AVAIL_LANGUAGES := de fr
(もちろん他の言語を追加することができます。)
現在のプログラムやライブラリの変更にともない、メッセージはプログラマ によって変更、追加されます。この場合は始めからやり直す必要はありません。 その代わりに以下のコマンドを実行して下さい。
gmake update-po
そうすると新しい空のメッセージカタログファイル(最初に使用した pot ファイル) が作成され、既存の PO ファイルにマージされます。このマージのアルゴリズムが 特定のメッセージに関して確実でない場合、それは上で説明した "fuzzy" となります。何かが本当にうまく行かなかった場合、古い PO ファイルは .po.old という拡張子が付いて保存されます。
PO ファイルは普通のテキストエディタで編集することができます。 翻訳者は msgstr ディレクティブの後の引用符の間の部分の変更、コメントの追加、 fuzzy フラグの変更のみを行なえばよいのです。Emacs には(予想通り)PO モード があり、非常に使いやすいもです。
PO ファイルを完全に埋めることは必要ありません。 ソフトウェアは使用できる 翻訳がない(もしくは翻訳が空の)場合自動的に元の文字列に戻します。 他の人が作業を引き継ぐことができますので、ソースツリー内に不完全な 翻訳を含めることにも問題はありません。しかし、マージの後の fuzzy フラグ を削除することを優先に考えることが推奨されています。 fuzzy エントリはインストールされないことを忘れないで下さい。 これらは何が正しい翻訳になりえるかを示す参照のためのみ提供されています。
以下に、翻訳の編集を行なう際に注意すべき点を示します。
元の文字列の終端が改行の場合、翻訳も同様になっていることを確認して下さい。 tab なども同様です。
元が printf 形式文字列の場合、翻訳も同じでなければなりません。 また、翻訳は同じ形式識別子を同じ順番で持たなければなりません。言語固有の規則 によっては不可能な場合や扱いづらい場合も起こります。 このような場合は、以下の形式を使用することができます。
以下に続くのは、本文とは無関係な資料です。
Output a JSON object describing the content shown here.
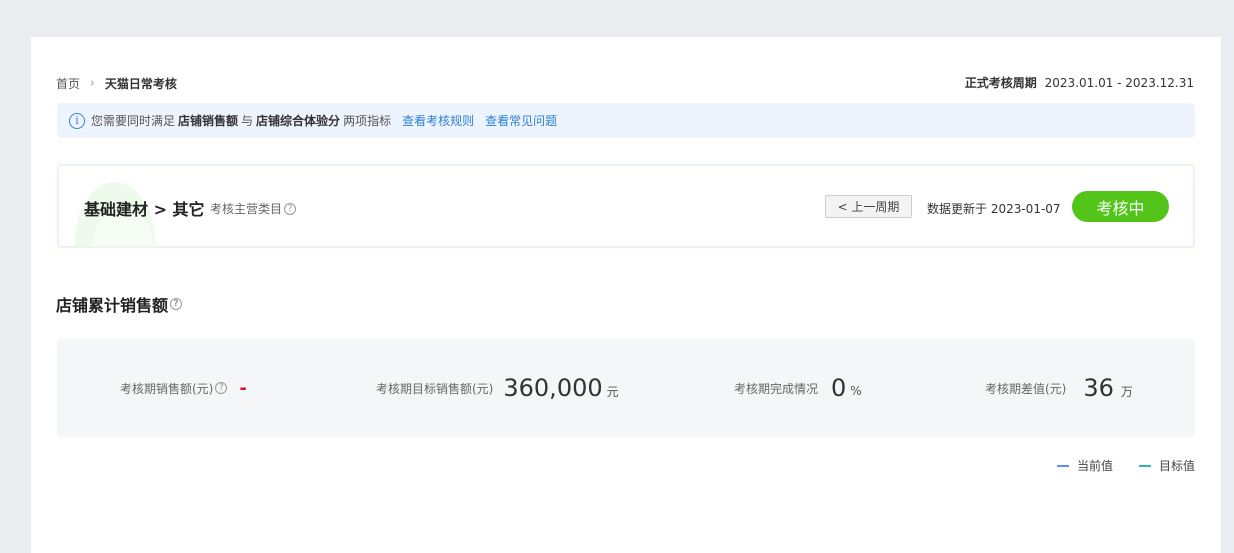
{
  "breadcrumb": {
    "home": "首页",
    "separator": ">",
    "current": "天猫日常考核"
  },
  "period": {
    "label": "正式考核周期",
    "range": "2023.01.01 - 2023.12.31"
  },
  "notice": {
    "icon": "i",
    "prefix": "您需要同时满足",
    "metric1": "店铺销售额",
    "conjunction": "与",
    "metric2": "店铺综合体验分",
    "suffix": "两项指标",
    "link_rules": "查看考核规则",
    "link_faq": "查看常见问题"
  },
  "category": {
    "title": "基础建材 > 其它",
    "subtitle": "考核主营类目",
    "prev_button": "< 上一周期",
    "update_text": "数据更新于 2023-01-07",
    "status": "考核中"
  },
  "section": {
    "title": "店铺累计销售额"
  },
  "metrics": {
    "sales": {
      "label": "考核期销售额(元)",
      "value": "-"
    },
    "target": {
      "label": "考核期目标销售额(元)",
      "value": "360,000",
      "unit": "元"
    },
    "completion": {
      "label": "考核期完成情况",
      "value": "0",
      "unit": "%"
    },
    "gap": {
      "label": "考核期差值(元)",
      "value": "36",
      "unit": "万"
    }
  },
  "legend": {
    "current": {
      "label": "当前值",
      "color": "#5b8ff9"
    },
    "target": {
      "label": "目标值",
      "color": "#2fb8a6"
    }
  },
  "help_icon": "?"
}
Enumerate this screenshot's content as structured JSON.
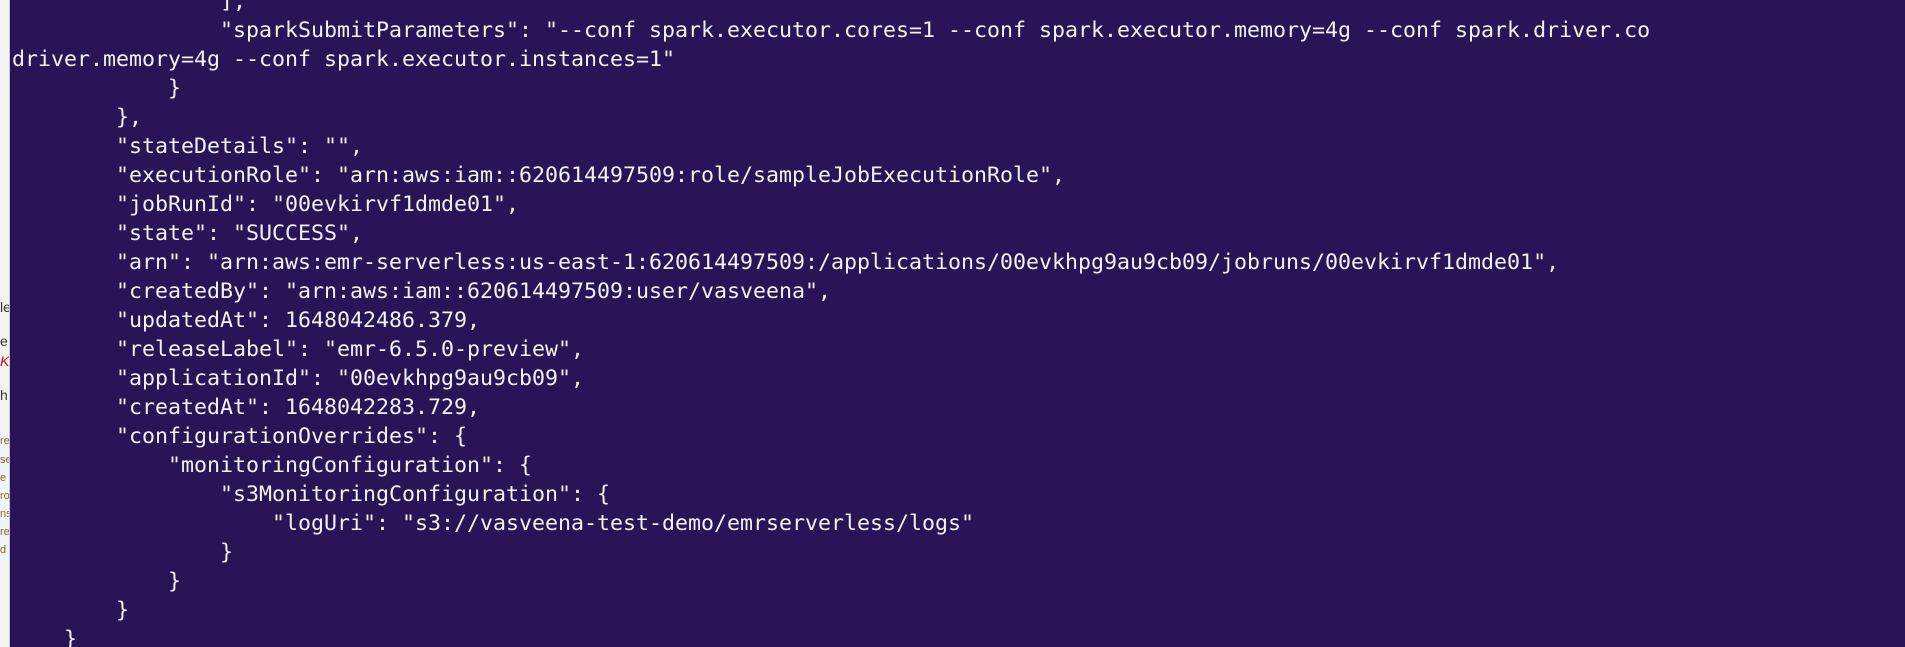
{
  "terminal": {
    "lines": [
      "                ],",
      "                \"sparkSubmitParameters\": \"--conf spark.executor.cores=1 --conf spark.executor.memory=4g --conf spark.driver.co",
      "driver.memory=4g --conf spark.executor.instances=1\"",
      "            }",
      "        },",
      "        \"stateDetails\": \"\",",
      "        \"executionRole\": \"arn:aws:iam::620614497509:role/sampleJobExecutionRole\",",
      "        \"jobRunId\": \"00evkirvf1dmde01\",",
      "        \"state\": \"SUCCESS\",",
      "        \"arn\": \"arn:aws:emr-serverless:us-east-1:620614497509:/applications/00evkhpg9au9cb09/jobruns/00evkirvf1dmde01\",",
      "        \"createdBy\": \"arn:aws:iam::620614497509:user/vasveena\",",
      "        \"updatedAt\": 1648042486.379,",
      "        \"releaseLabel\": \"emr-6.5.0-preview\",",
      "        \"applicationId\": \"00evkhpg9au9cb09\",",
      "        \"createdAt\": 1648042283.729,",
      "        \"configurationOverrides\": {",
      "            \"monitoringConfiguration\": {",
      "                \"s3MonitoringConfiguration\": {",
      "                    \"logUri\": \"s3://vasveena-test-demo/emrserverless/logs\"",
      "                }",
      "            }",
      "        }",
      "    }"
    ]
  },
  "left_window": {
    "fragments": [
      "le",
      "e",
      "K",
      "h",
      "re",
      "se",
      "e",
      "ro",
      "ns",
      "re",
      "d"
    ]
  },
  "colors": {
    "terminal_background": "#2a1458",
    "terminal_text": "#f2f2f2",
    "left_window_background": "#f3f3f3"
  }
}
msgstr "Die Datei %2$s hat %1$u Zeichen."
そして、リストの最初のプレースホルダが実際にはこのリストの 2 番目 の引数に使用されます。 digits$ は % の直後に 続く必要があり、他の形式の操作の前に使用する必要があります。 (この機能は printf ファミリ関数に本当に存在 するものです。メッセージ国際化以外ではほとんど使用されませんので、 聞いたことがないかもしれません。)
元の文字列に言語上の間違いがある場合、それを報告(もしくは プログラムソースを直し、)通常に翻訳して下さい。修正された 文字列は、プログラムのソースが修正された時にマージ可能になります。 元の文字列が事実と異なる場合、それを報告(もしくは自ら直し)翻訳を 行なわないで下さい。その代わりに、PO ファイルのその文字列にコメント を付けて下さい。
元の文字列のスタイルや調子を維持して下さい。特に、 (cannot open file %s など)文章になっていない メッセージは、(翻訳する言語が大文字小文字を区別するのであれば) おそらく最初の文字を大文字にしてはなりませんし、(翻訳する言語が 句読点として使用しているのであれば)ピリオドを終りに付けてはいけません。 項45.3 を読むと参考になります。
メッセージの意味が分からない時や、曖昧な場合は、開発者用のメーリングリスト に問い合わせて下さい。英語を話すエンドユーザも理解できない、または、曖昧で あると判断することができる機会となりメッセージの改良を行なう最善のものです。